There are limitations to this study. As the patient cohort had been selected for referral to secondary care, the results may not be applicable to all chronically fatigued patients in primary care. Follow-up questionnaires were received for 74% of the original cohort, raising the possibility of selection bias towards patients with continuing symptoms. The follow up was, however, supported by contacting the primary care physician and separately tracing deaths within the cohort. There were only two deaths in the group and the causes were unrelated to the presentation with chronic fatigue.

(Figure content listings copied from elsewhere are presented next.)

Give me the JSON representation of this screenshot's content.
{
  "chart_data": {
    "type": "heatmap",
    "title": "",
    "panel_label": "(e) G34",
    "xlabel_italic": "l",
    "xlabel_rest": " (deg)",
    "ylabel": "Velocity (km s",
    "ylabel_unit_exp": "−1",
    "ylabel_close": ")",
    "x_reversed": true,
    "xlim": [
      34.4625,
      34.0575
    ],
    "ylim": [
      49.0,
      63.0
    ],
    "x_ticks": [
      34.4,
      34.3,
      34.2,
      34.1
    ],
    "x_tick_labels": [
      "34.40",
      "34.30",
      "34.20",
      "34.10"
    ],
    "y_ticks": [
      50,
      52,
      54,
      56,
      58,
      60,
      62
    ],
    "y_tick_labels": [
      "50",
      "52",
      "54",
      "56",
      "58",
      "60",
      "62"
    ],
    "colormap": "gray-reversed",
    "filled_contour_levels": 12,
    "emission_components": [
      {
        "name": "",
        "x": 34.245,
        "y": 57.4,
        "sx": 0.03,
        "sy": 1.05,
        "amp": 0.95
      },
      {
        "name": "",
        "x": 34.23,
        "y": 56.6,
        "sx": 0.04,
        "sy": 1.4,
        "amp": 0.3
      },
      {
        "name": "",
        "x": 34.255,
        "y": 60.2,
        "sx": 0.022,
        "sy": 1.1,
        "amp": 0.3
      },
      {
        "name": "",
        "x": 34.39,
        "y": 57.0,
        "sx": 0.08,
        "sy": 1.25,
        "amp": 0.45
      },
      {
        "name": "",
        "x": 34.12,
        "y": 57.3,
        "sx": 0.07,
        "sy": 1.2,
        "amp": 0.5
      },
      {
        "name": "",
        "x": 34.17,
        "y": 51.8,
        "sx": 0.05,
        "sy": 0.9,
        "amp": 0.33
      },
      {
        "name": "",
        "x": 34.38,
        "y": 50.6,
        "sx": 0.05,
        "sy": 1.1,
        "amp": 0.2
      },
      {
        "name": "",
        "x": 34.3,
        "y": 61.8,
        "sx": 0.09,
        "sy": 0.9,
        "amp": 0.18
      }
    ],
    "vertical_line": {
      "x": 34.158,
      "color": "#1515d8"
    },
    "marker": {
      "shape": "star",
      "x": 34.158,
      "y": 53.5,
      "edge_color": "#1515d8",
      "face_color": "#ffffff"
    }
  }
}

Although the absence of organic disease may reassure the doctor, ongoing fatigue may impose considerable distress on the patient.2 Treatment with selective serotonin re-uptake inhibitors may be effective, even in the absence of depression.17 Other potentially useful interventions include cognitive behavioural therapy (CBT), lifestyle modification, and complementary therapies. On systematic review, CBT seems to be the most beneficial intervention for chronic fatigue.18

In this cohort, symptoms had already been present for many weeks (or longer) at the time of presentation to the endocrine clinic, and unfortunately they were still present in over half the patients over five years later. The longevity of fatigue symptoms has been previously documented.19 At the current time tools to successfully treat this difficult problem are lacking but the data provide useful additional information that can be given to the patient and is likely to help in their understanding of this condition. A significant proportion of patients with chronic fatigue do accept a psychological explanation for their symptoms.5

The degree of certainty with which the diagnosis can be made, without the nagging concern that ‘something has been missed’, may bring the patient to treatment earlier and avoid the often unproductive re-referrals to other specialties that can lead to a lifetime's quest for organic disease that is not present. Physicians can be confident in explaining to the individual that they are unlikely to be missing any other sinister pathology and that in itself is an important message.